A feature of white ball cricket, what is the powerplay in T20 cricket and what difference are there in its use in ODI matches?
T20 powerplay cricket term explained
At the start of an innings in T20 cricket, there are some restrictions placed on the fielding side.
The bowling/fielding team can only place two fielders outside the 30-yard circle marked on the pitch.
The other seven fielders (minus the bowler and wicket-keeper) must stand on the edge of the marker.
It is designed to help the batting team get off to a good start in their innings.
White ball cricket lends itself to faster scoring rates than in Test matches.
The limits on placement of the field during the power play is one such reason for this.
In T20s, the power play is only active for the first six overs of the 20 allotted to each team.
However, the end of the power play does not mean a free hand for the fielding skipper.
From the seventh over on, five fielders are allowed outside the circle.
What is the difference with ODI powerplay cricket?
ODI matches are usually scheduled to last 50 overs per side.
As opposed to the one power play per innings found in T20s, ODI matches feature three.
In the first 10 overs, just two fielders are allowed outside the circle – similar to the T20 format.
It is increased to four fielders in the middle of the game, before a new set of regulations are introduced for the final 10 overs.
Here, five of the team’s nine available fielders will stand outside the circle.

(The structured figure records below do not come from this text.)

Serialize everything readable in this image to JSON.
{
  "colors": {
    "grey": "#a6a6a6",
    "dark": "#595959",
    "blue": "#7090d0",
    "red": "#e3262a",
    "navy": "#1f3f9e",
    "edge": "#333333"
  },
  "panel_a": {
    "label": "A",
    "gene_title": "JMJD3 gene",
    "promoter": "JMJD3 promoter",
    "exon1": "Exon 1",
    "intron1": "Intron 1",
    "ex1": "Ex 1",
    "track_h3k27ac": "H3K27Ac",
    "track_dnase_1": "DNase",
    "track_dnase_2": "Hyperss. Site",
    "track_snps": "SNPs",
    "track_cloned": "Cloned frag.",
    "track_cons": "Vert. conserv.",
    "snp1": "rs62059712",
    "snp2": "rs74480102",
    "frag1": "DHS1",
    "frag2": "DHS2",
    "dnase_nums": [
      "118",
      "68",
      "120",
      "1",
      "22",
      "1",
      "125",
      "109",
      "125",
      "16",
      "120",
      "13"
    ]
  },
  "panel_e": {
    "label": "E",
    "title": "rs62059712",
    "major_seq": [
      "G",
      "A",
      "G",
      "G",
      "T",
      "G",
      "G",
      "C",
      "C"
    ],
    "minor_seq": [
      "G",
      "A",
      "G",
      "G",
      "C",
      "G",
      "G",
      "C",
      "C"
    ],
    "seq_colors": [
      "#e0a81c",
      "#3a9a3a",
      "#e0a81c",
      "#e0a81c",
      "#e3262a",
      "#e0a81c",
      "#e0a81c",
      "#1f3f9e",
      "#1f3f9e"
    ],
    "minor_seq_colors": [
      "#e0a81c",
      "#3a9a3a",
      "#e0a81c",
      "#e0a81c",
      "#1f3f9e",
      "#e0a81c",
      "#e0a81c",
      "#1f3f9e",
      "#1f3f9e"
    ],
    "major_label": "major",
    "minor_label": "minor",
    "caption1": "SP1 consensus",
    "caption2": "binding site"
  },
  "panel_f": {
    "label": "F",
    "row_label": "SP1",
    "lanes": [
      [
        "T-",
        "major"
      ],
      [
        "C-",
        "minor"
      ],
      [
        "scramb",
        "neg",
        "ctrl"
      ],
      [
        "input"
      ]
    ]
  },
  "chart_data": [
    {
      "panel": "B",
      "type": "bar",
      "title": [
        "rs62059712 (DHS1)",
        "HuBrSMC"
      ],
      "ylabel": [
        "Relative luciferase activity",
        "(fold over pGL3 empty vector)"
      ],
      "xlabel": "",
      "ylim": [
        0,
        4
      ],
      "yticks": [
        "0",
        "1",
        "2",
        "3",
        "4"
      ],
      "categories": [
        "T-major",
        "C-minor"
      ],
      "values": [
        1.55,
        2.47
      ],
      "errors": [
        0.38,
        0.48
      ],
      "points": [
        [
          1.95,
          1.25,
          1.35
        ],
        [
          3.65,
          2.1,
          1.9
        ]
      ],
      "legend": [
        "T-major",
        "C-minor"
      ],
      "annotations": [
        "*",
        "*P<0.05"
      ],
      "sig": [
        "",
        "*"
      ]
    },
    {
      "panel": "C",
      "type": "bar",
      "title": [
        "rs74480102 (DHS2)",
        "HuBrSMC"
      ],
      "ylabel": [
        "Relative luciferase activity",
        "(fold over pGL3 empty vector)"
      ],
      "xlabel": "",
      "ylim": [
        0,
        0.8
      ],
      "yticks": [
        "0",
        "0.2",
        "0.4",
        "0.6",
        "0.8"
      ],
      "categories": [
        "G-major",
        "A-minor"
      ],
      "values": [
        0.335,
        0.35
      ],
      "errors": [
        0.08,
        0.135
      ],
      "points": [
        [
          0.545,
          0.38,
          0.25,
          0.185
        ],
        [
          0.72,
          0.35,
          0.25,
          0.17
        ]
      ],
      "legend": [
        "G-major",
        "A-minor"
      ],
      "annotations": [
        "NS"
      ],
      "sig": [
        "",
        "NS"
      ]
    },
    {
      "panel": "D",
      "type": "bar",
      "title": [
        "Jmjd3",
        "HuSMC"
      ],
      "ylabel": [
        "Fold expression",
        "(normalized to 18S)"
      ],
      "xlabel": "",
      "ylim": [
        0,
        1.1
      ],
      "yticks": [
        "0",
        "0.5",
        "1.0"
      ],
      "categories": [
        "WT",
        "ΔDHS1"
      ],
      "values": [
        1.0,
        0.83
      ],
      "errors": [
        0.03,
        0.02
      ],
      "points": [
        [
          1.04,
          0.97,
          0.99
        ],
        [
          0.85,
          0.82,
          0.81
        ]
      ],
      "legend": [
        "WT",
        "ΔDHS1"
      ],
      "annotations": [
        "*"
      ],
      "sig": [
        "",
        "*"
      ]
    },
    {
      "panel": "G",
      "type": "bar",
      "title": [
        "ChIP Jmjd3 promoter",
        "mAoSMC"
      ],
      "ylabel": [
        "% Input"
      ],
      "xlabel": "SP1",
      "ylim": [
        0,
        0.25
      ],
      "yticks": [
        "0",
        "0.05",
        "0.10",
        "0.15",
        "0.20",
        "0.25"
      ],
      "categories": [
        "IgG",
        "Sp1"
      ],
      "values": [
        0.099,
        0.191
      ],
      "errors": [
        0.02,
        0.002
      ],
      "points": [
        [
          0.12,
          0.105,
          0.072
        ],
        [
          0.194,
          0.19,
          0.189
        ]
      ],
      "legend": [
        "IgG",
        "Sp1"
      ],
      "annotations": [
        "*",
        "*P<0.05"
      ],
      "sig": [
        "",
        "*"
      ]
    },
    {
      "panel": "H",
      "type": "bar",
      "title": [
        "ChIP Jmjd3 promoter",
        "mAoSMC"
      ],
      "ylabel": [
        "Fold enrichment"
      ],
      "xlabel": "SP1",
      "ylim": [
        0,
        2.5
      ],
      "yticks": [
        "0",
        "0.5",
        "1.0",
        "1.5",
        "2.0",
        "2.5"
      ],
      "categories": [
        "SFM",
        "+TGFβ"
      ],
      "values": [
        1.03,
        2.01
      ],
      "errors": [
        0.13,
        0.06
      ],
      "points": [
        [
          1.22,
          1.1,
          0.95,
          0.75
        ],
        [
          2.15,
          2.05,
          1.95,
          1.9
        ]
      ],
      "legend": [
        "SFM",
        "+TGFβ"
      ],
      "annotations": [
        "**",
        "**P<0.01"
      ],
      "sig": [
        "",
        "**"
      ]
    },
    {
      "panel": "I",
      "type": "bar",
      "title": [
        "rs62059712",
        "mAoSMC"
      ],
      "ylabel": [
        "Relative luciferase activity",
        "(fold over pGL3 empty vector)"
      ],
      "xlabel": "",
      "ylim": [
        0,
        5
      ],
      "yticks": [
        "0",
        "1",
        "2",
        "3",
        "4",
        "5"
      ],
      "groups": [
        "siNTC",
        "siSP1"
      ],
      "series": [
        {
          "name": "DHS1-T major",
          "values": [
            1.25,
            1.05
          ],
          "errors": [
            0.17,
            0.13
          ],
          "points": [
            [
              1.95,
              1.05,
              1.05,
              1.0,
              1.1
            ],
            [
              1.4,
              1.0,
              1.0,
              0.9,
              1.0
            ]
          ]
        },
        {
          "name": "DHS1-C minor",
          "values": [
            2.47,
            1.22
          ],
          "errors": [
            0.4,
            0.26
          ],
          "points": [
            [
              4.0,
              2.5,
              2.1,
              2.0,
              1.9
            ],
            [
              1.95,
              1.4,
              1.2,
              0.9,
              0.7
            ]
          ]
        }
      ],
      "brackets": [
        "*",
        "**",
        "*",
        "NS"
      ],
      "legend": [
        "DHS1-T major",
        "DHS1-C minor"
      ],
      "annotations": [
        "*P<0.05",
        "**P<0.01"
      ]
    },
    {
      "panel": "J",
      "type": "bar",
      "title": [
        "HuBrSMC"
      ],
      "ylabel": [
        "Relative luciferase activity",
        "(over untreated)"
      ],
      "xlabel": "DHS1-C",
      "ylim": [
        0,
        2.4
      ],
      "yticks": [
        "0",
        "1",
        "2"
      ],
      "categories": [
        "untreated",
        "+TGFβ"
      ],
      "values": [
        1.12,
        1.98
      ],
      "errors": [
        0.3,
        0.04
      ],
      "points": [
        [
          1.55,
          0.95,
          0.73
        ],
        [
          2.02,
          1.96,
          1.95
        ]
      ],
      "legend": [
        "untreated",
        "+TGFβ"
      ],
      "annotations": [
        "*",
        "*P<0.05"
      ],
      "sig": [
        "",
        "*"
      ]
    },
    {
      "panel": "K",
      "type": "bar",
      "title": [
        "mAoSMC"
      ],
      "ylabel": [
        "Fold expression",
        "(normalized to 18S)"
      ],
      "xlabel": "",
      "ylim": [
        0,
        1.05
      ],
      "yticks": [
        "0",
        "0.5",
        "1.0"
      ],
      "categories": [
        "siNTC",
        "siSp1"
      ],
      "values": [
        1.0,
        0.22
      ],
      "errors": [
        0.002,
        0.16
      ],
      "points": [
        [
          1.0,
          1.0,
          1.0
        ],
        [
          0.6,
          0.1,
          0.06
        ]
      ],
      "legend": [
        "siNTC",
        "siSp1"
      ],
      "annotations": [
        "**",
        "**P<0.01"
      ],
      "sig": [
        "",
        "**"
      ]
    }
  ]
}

This is a more defensive move, designed to give the bowling/fielding side some opportunity to limit the total the opposition score.
What about Test matches?
In Test matches, fielding limits are rare.
The only restriction is that no more than two fielders can stand between square leg and long stop.
This came into force in response to the ‘Bodyline’ tactics deployed by England on an Ashes tour to Australia.
Other than that, the only fielding restriction in Test cricket is the captain’s imagination.